An orchestrator that guides an AI agent through a multi-step thought process

Readme

thinker-cli

Human-programmable multi-turn reasoning for AI agents.

You write a JSON config. Any agent that can run a CLI tool gets structured, multi-step reasoning — no framework integration, no SDK, no code. Just a config file and a shell command.

Add it to Claude Code, OpenClaw, or any agent that can execute CLI tools. The agent calls thinker, follows the directions, calls back with structured output, and the CLI advances to the next step. The human controls the thought process; the agent does the thinking.

Why this works

Agents are good at reasoning. They're bad at staying on track across many turns. Thinker gives you a way to decompose a complex thought process into discrete steps — each with clear directions, typed output, and access to everything produced so far — and have the agent execute them one at a time.

The trick: the CLI owns the plan, the agent owns the reasoning. The agent never sees future steps' directions (it would skip ahead).

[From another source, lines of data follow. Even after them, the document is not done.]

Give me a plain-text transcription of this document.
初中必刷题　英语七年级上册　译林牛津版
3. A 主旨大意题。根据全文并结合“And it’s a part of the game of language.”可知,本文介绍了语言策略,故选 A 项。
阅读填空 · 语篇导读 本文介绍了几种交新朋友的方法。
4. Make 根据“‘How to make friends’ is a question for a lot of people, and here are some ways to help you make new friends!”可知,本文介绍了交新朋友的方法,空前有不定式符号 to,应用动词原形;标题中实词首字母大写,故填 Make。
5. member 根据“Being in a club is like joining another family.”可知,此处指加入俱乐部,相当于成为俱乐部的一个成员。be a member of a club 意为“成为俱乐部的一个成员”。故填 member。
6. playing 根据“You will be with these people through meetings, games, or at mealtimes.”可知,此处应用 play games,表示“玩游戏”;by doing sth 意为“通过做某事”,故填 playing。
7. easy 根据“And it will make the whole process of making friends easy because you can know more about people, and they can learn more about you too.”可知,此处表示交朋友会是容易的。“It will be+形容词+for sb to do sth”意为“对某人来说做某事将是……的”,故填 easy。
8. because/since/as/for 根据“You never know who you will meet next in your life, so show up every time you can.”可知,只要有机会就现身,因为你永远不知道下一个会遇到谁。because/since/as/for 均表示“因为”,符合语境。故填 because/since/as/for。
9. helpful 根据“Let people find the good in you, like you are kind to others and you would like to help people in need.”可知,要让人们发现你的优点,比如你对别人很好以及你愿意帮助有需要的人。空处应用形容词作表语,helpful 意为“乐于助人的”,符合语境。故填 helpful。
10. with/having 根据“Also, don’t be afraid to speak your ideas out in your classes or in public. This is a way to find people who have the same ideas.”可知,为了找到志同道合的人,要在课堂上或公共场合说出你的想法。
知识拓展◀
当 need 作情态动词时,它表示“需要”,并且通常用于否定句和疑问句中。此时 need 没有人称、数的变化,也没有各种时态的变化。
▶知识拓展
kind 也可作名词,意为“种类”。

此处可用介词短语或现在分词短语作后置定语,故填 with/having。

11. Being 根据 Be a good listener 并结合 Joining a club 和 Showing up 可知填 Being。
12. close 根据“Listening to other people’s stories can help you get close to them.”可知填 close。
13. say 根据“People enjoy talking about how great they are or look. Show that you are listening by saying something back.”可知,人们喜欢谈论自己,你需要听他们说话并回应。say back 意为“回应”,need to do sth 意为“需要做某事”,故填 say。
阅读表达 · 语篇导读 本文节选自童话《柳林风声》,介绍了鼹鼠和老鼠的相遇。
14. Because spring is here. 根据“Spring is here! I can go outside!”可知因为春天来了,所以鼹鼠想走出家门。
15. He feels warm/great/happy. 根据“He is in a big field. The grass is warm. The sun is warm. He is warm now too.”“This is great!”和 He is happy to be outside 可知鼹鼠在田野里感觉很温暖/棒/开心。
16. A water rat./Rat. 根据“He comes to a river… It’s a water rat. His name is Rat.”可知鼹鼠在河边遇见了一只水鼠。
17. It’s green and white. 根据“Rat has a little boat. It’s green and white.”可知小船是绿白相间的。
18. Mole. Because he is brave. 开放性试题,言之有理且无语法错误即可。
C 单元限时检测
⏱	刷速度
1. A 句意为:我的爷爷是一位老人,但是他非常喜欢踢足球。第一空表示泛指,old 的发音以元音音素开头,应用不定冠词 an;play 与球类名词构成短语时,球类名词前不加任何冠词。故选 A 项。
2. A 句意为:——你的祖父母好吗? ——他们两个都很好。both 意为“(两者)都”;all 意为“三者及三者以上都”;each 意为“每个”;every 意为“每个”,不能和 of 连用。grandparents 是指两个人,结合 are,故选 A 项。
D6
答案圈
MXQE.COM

It only sees what it needs right now: what to do, what shape to return, and prior results interpolated into the current directions.

You define the thought process once in JSON. Then any agent can run it, repeatedly, reliably.

Install

Run directly with pnpx (no install needed):

pnpx @susu-eng/thinker-cli <config-path>

Or install globally:

pnpm add -g @susu-eng/thinker-cli

Commands

Start a process:

pnpx @susu-eng/thinker-cli <config-path>

Continue with output for the current step:

pnpx @susu-eng/thinker-cli <config-path> '{"key": value}'

Reset (discard progress, start over):

pnpx @susu-eng/thinker-cli reset <config-path>

Show config authoring guide:

pnpx @susu-eng/thinker-cli config-help

How it works

  1. You run thinker config.json. The CLI shows step 1's directions and the JSON shape you must return.
  2. You do the work described in the directions.
  3. You call back: thinker config.json '{"key": your_output}'. The CLI validates your output, saves it, and shows the next step — with prior outputs interpolated into the directions.
  4. Repeat until all steps are complete.

Each step declares named output keys with TypeScript-style type descriptions. You must return a JSON object with exactly those keys — no extra, no missing.

Config format

A JSON file with an ordered list of steps:

{
  "steps": [
    {
      "label": "step-name",
      "directions": "What to do. Use {{prior_key}} to reference earlier output.",
      "output": {
        "result_key": "TypeScript-style type description"
      }
    }
  ]
}
  • label — human-readable step name
  • directions — prose instructions; {{key}} placeholders are replaced with values from prior steps
  • output — map of key names to type descriptions; this is the contract you must fulfil

No two steps may declare the same output key.

Example

A sample config is included at examples/travel-preferences.json. Run it:

thinker examples/travel-preferences.json

The CLI will show step 1 directions and the exact command to call back with your output. Follow the instructions step by step until completion.